Inflammatory microenvironment-responsive nanomicelles for acute lung injury therapy: ROS-scavenging and macrophage repolarization.

The pathogenesis of acute lung injury (ALI) is characterized by an uncontrolled inflammatory response, marked by excessive production of reactive oxygen species (ROS) and the infiltration of inflammatory cells, particularly macrophages, which play a pivotal role in disease progression. The synergistic effect of ROS scavenging and macrophage repolarization provides a promising strategy for effective ALI treatment. Herein, we developed a novel type of self-assembling nanomicelles, which were composed of poly-L-glutamic acid (PLG) and 4-Hydroxymethyl phenylboronic acid (PBA). The nanomicelles (PPDex micelles) had a high drug-loading capacity for dexamethasone (Dex) based on boronic ester bonds, which exhibited reversible cleavage under inflammatory conditions characterized by elevated levels of ROS or decreased pH values.

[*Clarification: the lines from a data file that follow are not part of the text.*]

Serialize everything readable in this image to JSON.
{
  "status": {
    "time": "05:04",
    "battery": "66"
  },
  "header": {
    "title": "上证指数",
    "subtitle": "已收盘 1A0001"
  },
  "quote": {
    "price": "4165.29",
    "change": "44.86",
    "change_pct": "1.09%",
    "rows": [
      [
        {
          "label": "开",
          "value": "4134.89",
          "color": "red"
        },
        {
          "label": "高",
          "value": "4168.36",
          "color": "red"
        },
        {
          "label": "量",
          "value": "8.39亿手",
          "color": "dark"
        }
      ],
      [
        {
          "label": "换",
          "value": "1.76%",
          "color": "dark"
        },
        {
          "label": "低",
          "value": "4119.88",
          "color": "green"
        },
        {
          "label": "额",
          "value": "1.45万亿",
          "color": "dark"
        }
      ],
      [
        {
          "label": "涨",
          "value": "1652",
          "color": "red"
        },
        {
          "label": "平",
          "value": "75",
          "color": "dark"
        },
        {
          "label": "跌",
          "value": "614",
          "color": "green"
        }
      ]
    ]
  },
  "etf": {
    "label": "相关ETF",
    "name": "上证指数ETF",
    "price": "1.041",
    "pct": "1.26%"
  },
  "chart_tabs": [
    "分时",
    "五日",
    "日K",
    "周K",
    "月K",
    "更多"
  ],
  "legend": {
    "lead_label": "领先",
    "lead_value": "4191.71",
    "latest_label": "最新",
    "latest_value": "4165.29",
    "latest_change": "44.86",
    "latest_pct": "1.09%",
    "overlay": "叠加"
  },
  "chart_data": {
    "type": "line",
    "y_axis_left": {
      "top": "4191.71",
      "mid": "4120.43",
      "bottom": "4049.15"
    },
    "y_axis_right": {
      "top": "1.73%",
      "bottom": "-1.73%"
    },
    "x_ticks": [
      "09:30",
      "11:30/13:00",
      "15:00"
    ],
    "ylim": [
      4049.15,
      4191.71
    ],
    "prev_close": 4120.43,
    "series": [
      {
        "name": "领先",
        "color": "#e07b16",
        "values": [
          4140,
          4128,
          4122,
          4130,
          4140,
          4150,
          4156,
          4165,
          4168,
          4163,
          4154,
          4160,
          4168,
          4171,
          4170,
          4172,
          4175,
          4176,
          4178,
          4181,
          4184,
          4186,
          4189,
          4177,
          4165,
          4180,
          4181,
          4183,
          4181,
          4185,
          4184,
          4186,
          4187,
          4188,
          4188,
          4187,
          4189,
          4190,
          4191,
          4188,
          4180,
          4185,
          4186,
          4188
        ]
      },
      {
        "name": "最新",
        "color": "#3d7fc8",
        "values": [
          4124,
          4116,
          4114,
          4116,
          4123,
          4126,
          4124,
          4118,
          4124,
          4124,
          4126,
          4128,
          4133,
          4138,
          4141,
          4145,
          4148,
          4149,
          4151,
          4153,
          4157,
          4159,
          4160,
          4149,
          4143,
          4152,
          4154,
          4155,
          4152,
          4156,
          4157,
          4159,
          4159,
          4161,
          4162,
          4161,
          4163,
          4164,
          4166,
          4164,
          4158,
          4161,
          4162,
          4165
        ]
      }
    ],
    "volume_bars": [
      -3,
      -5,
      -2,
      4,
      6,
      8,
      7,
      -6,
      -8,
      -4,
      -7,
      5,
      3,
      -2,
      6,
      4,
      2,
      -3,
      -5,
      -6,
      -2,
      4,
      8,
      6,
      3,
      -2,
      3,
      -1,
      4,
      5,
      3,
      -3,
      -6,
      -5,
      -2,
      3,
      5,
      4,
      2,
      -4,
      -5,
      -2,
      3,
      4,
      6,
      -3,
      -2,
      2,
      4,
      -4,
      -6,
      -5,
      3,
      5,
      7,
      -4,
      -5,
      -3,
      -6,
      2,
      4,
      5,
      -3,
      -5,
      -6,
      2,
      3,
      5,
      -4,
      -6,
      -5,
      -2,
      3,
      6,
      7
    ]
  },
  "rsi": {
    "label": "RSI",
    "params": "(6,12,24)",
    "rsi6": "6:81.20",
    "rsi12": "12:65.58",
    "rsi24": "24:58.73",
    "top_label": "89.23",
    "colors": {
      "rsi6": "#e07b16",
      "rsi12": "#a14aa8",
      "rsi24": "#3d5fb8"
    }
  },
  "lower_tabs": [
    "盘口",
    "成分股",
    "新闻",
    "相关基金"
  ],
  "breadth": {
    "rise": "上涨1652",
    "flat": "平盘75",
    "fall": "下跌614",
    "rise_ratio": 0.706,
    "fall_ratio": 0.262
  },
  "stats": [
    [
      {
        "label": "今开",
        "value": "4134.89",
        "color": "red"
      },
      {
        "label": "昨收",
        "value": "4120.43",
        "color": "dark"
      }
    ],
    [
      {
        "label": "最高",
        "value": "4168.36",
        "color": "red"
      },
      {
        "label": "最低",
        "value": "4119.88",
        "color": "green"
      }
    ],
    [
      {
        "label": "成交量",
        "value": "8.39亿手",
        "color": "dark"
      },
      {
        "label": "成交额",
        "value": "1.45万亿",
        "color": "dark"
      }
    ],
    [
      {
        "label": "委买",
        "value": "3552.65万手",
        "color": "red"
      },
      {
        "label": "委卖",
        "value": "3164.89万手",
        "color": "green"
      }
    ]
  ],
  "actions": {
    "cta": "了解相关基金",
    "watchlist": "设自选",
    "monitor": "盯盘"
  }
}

These PPDex micelles revealed rapid drug-responsive release behavior in the inflammatory environment, and in vivo studies demonstrated their efficacy in modulating cytokines, inhibiting oxidative stress, and promoting macrophage polarization from the pro-inflammatory M1 phenotype to the anti-inflammatory M2 phenotype, which ultimately suppressed the progression of ALI. Moreover, the PPDex micelles had the effective ability to effectively suppress the NF-кB and ROS/NLRP3 inflammatory pathways. Therefore, this study presented a novel and potent therapeutic strategy for ALI treatment, which could promote the clinical application of polymer nanomicelles in the treatment of ALI.